Pour déterminer les critères de la justice, partir plutôt des situations d’injustice
vécues par les élèves, de manière à dégager le critère de l’universalité.
- Critère de l’universalité avancé par les élèves à travers l’idée de se mettre à la
place de l’autre. La justice doit valoir pour tous les hommes. A référer aux droits
de l’homme, en leur prétention à l’universalité. Exemple donné de la
discrimination raciale dans Goûters philo mais aussi sexiste, etc.
- Problème des valeurs culturellement déterminées : l’excision n’est-elle pas « juste"
« dans les pays où elle se pratique ? Mais alors au regard de quels critères ?
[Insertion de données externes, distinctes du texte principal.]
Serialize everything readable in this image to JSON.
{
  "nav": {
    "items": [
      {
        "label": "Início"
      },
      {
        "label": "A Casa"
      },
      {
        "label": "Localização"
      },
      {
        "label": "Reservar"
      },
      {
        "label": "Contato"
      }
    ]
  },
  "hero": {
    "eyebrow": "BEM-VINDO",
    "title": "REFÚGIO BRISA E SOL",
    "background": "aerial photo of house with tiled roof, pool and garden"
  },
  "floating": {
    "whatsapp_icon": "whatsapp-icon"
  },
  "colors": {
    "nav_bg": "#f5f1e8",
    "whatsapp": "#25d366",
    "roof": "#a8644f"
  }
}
En ce qui concerne la justice sociale, il convient de distinguer une justice purement
arithmétique (« à chacun la même chose ») d’une justice proportionnelle qui a pour
nom l’équité (« à chacun selon ses besoins »), d’où l’idée de discrimination positive
(donner plus à ceux qui ont moins). Possibilité d’exploiter, pour ces problèmes de
distribution/répartition, le dilemme de la famille Gustard reproduit par Galichet p.59
3° Qui décide du juste et de l’injuste ?
Prendre ici appui sur les représentations des élèves et sur la partie « Qui décide du
juste ? » des Goûters philo. A articuler avec une réflexion sur le fait que les maîtres sont aussi
soumis aux règles qui ont force de loi distinguer des gles de vie négociables). Exemple
des punitions injustes parce que prises sous le coup de la colère, de la vengeance ou parce que
s’affranchissant de valeurs respectueuses des droits de l’enfant (exemple de l’oubli du maillot
de bain). Ceux qui incarnent les valeurs de justice ne sont pas nécessairement justes !
4° Pourquoi être juste ?
Exemple de l’anneau de Gygès exposé par Platon, République II (légende rappelée par
Galichet). Outre la dimension utilitariste (être juste pour rendre possible la vie sociale)
pourquoi doit-on être juste moralement (idée que la justice est avant tout un idéal).